Thirty-six years after Title IX, male sports participation has consistently increased – yet women and girls are still shortchanged in opportunities to play, even when they proclaim interest, and in everything from scholarship dollars to recruiting funds. What we need is greater enforcement of Title IX, rather than Kasic's suggestion that the Bush administration go further in cutting back the law. Kasic's way of supposedly reforming Title IX would gut it.
Marcia D. Greenberger
Washington
Copresident, National Women's Law Center
Happiness requires a just tax policy
Regarding Arthur C. Brooks's June 24 Opinion piece, "Does money make you happy?": Mr. Brooks's attempt to prove that "government spending doesn't help" used simplistic comparisons and imprecise analysis. Comparing per capita government spending gives us no indication of what the money was spent on or how that might have changed in 30 years.
Comparing raw percentages of the total responses in each year without breaking down responses according to responders' demographics or economic status provides no information to correlate answers with who was most likely to have benefited from government spending (assuming we knew what the money was spent on).
US tax policy needs changing, all right. Not so we can feel "happy," but for justice and equity and to improve the lives of most Americans. It's not the "hard-earned" money (from wages and salaries) that needs to be taxed at a higher rate; it's corporate executives' annual compensation packages that are several hundred times more than the annual salaries of the rest of the corporation's employees.
Virginia Gilbert
University City, Mo.
Poverty is a tourist deterrent
Regarding the June 19 article, "Eyeing tourism, Haiti battles its reputation for violence": Haiti is not the violence-ridden Hades that exists in foreigners' minds, but the disturbing reality of abject poverty deters tourism.
In the 1970s, travelers to Haiti routinely complimented the Haitian people for their gentleness and friendliness, but the poverty kept them from returning.
Even now, for many travelers, that – and not violence – is the reason cited for avoiding Haiti. It seems callous to cite poverty as a party deterrent, but most sensitive people find it difficult to relax in the midst of human suffering.
This is not to suggest that Haiti become like the Dominican Republic, with its aggressively fortressed tourist resorts, but rather to point out that physical violence, though a valid reason not to visit a country, is not the elephant in the living room.
Cynthia Manning
Dallas
Benefits for veterans help America at large
In response to the June 30 article, "Congress's spending goes unchecked, with more likely": It is unfortunate that the Monitor did not devote more attention to the significant increase in veterans' benefits passed recently.

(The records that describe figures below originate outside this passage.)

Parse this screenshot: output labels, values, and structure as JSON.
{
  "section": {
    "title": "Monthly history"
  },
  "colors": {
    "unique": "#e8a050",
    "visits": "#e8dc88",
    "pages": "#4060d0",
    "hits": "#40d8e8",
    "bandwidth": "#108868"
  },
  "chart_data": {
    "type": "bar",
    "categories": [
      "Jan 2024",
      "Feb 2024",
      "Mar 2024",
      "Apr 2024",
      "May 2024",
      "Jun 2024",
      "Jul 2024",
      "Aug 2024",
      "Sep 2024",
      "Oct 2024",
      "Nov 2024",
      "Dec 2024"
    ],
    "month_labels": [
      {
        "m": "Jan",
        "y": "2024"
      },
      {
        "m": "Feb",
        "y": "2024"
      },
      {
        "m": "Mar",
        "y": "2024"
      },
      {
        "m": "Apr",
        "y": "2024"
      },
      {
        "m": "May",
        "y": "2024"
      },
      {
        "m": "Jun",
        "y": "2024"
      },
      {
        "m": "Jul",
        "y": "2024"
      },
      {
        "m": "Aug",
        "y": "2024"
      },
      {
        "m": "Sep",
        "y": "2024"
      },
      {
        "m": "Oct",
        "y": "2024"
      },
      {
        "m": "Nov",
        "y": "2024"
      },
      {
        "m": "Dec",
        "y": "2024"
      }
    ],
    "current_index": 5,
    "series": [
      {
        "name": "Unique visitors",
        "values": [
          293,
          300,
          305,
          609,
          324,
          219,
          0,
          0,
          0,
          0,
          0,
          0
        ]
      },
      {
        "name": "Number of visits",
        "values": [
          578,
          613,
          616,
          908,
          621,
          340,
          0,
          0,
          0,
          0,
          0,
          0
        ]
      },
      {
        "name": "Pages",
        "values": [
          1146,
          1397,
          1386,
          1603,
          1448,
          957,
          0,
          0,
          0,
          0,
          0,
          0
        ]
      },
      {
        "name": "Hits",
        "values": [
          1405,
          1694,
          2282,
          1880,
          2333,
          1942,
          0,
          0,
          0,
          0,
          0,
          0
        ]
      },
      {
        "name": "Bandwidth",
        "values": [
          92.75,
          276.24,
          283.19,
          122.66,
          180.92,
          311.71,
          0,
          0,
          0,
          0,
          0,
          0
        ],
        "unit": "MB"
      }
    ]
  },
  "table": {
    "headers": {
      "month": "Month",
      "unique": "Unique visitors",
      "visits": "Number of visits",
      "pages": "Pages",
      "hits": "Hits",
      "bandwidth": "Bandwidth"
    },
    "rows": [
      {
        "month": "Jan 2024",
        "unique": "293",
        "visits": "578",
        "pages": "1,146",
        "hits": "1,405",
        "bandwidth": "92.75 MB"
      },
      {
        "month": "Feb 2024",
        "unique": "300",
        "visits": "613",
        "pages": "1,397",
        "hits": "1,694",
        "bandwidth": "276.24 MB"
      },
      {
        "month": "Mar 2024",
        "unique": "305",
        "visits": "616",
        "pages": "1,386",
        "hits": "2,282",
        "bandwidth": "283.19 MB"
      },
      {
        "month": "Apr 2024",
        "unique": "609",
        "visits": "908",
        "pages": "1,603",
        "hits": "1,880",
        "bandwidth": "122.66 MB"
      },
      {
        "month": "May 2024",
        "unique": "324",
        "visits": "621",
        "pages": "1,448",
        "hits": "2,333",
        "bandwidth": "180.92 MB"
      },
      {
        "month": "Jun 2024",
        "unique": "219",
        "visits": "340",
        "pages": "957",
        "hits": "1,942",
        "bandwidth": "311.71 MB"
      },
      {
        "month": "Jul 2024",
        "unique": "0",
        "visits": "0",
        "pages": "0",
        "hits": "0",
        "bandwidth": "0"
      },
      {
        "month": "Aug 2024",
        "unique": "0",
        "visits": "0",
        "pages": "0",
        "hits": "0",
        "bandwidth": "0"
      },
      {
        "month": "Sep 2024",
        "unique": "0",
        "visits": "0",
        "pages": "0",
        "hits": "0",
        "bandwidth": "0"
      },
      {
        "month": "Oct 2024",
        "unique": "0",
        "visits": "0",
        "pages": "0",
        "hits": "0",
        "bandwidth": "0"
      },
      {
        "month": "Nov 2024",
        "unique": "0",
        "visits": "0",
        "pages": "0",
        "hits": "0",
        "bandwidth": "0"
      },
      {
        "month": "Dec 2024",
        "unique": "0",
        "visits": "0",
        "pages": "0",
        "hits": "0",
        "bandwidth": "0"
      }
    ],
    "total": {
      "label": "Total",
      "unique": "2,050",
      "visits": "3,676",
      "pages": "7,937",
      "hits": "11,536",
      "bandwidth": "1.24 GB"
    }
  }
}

In today's world, where a college education is more important than ever, the bill allowing this generation of returning veterans to have access to higher education has the potential to be transformative for these veterans, their families, and our nation. The power of education to transform a generation is made clear by the dramatic results of the 1944 GI Bill. Millions of World War II veterans went to America's colleges and universities, many of whom otherwise would not have sought higher education. This led to a more educated and productive workforce and an improved quality of life for the veterans and their families. Further, it infused a new diversity of opinion and thought to college campuses.
This bill just passed will have far-reaching effects on the lives of the veterans and their families, but also on every American.